Chewing Gum Does Not Reduce Hunger or Food Intake
A new series of studies set out to determine whether chewing gum actually reduces your motivation to eat, your hunger and how much you end up eating.
One of the studies revealed that while those who chewed gum consumed fewer meals, they ate more at the meals they did consume. Further, their meals ended up being less nutritious than those eaten by non-gum-chewers.
The second study found that people who chewed gum were less likely to eat fruit and instead were more motivated to eat junk food like potato chips and candy. This is likely because the minty flavor in the gum makes fruits and vegetables taste bitter. Researchers concluded:
“These studies provide no evidence that acute or chronic gum chewing reduces hunger or energy intake. In fact, chewing mint-flavored gum may deter consumption of fruit and reduce diet quality.”

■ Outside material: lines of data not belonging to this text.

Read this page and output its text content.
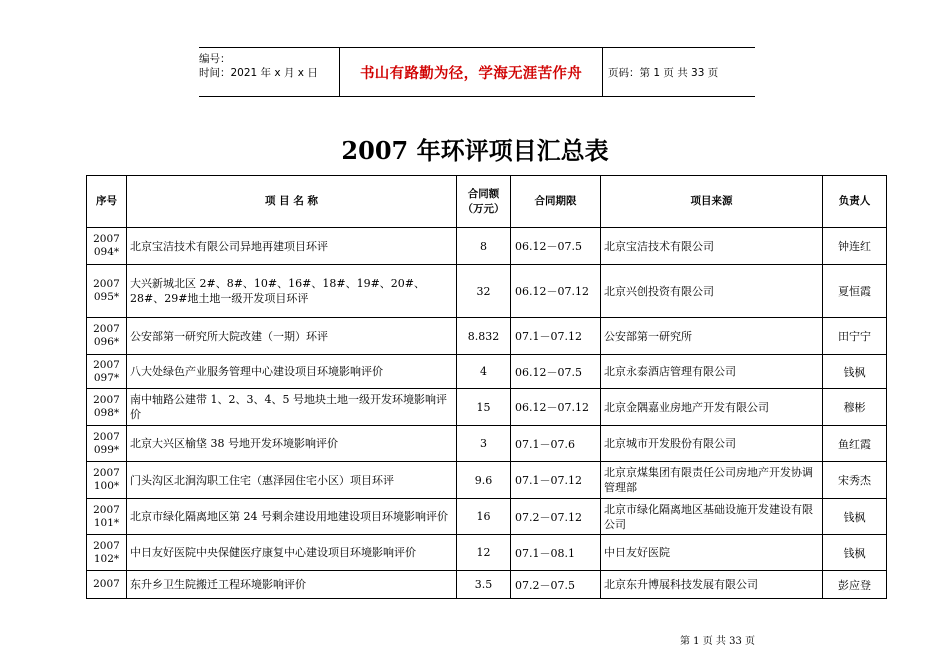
编号：
时间：2021 年 x 月 x 日	书山有路勤为径，学海无涯苦作舟	页码：第 1 页 共 33 页
2007 年环评项目汇总表
序号	项 目 名 称	合同额（万元）	合同期限	项目来源	负责人
2007 094*	北京宝洁技术有限公司异地再建项目环评	8	06.12－07.5	北京宝洁技术有限公司	钟连红
2007 095*	大兴新城北区 2#、8#、10#、16#、18#、19#、20#、28#、29#地土地一级开发项目环评	32	06.12－07.12	北京兴创投资有限公司	夏恒霞
2007 096*	公安部第一研究所大院改建（一期）环评	8.832	07.1－07.12	公安部第一研究所	田宁宁
2007 097*	八大处绿色产业服务管理中心建设项目环境影响评价	4	06.12－07.5	北京永泰酒店管理有限公司	钱枫
2007 098*	南中轴路公建带 1、2、3、4、5 号地块土地一级开发环境影响评价	15	06.12－07.12	北京金隅嘉业房地产开发有限公司	穆彬
2007 099*	北京大兴区榆垡 38 号地开发环境影响评价	3	07.1－07.6	北京城市开发股份有限公司	鱼红霞
2007 100*	门头沟区北涧沟职工住宅（惠泽园住宅小区）项目环评	9.6	07.1－07.12	北京京煤集团有限责任公司房地产开发协调管理部	宋秀杰
2007 101*	北京市绿化隔离地区第 24 号剩余建设用地建设项目环境影响评价	16	07.2－07.12	北京市绿化隔离地区基础设施开发建设有限公司	钱枫
2007 102*	中日友好医院中央保健医疗康复中心建设项目环境影响评价	12	07.1－08.1	中日友好医院	钱枫
2007	东升乡卫生院搬迁工程环境影响评价	3.5	07.2－07.5	北京东升博展科技发展有限公司	彭应登
第 1 页 共 33 页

Why Chewing Gum May be Bad for Your Digestion
Your body was designed to activate digestion through chewing. A carefully coordinated neurological reflex activates the production of enzymes when you move your jaw in a chewing motion.
However, chewing without eating food can be counterproductive. When you chew gum, you send your body physical signals that food is about to enter your body. The enzymes and acids that are activated when you chew gum are therefore released, but without the food they’re intended to digest.
This can cause bloating, an overproduction of stomach acid, and can compromise your ability to produce sufficient digestive secretions when you actually do eat food.
Besides this, chewing gum can cause jaw muscle imbalance (if you chew on one side more than the other) and even TMJ or temporomandibular joint disorder in your jaw, which can be a painful chronic condition.
I generally recommend avoiding gum chewing, but if you do chew gum, do so only occasionally or right before a meal when the acid and enzyme stimulation may actually be beneficial.
Even Sugar-Free Gum May Damage Your Teeth
You may think there’s no harm in chewing a piece of sugar-free gum, since there’s no sugar to damage your teeth. The sugar alcohol xylitol, which is popular in sugar-free foods, has even been found to help fight tooth decay. However, a label of “sugar-free” should not automatically be taken to mean “safe for your teeth.”
Sugar-free gum often contains acidic flavorings and preservatives that may in fact lead to dental erosion, even if it contains cavity-fighting xylitol. Unlike cavities, dental erosion is a process of incremental decalcification, which, over time, literally dissolves your teeth.
Artificial Sweeteners: Another Reason to Ditch Sugar-Free Gum
There are other health risks to artificial sweeteners commonly used in sugar-free gum as well. Aspartame, for instance, is metabolized inside your body into both wood alcohol (a poison) and formaldehyde (which is a carcinogen used as embalming fluid and is not eliminated from your body through the normal waste filtering done by your liver and kidneys). It’s been linked to birth defects, cancer, brain tumors and weight gain.
Sucralose (Splenda), another common artificial sweetener used in chewing gum, was approved by the US Food and Drug Administration (FDA) based on only two human studies, the longest of which lasted only four days – even though animal studies found the sweetener was associated with decreased red blood cells (a sign of anemia), male infertility, enlarged kidneys, spontaneous abortions and an increased death rate.
Further, consuming artificial sweeteners can cause distortions in your biochemistry that may actually make you gain weight. Studies looking at this issue show very clearly that artificial sweeteners may actually cause greater weight gain than sugar by stimulating your appetite, increasing carbohydrate cravings, and stimulating fat storage.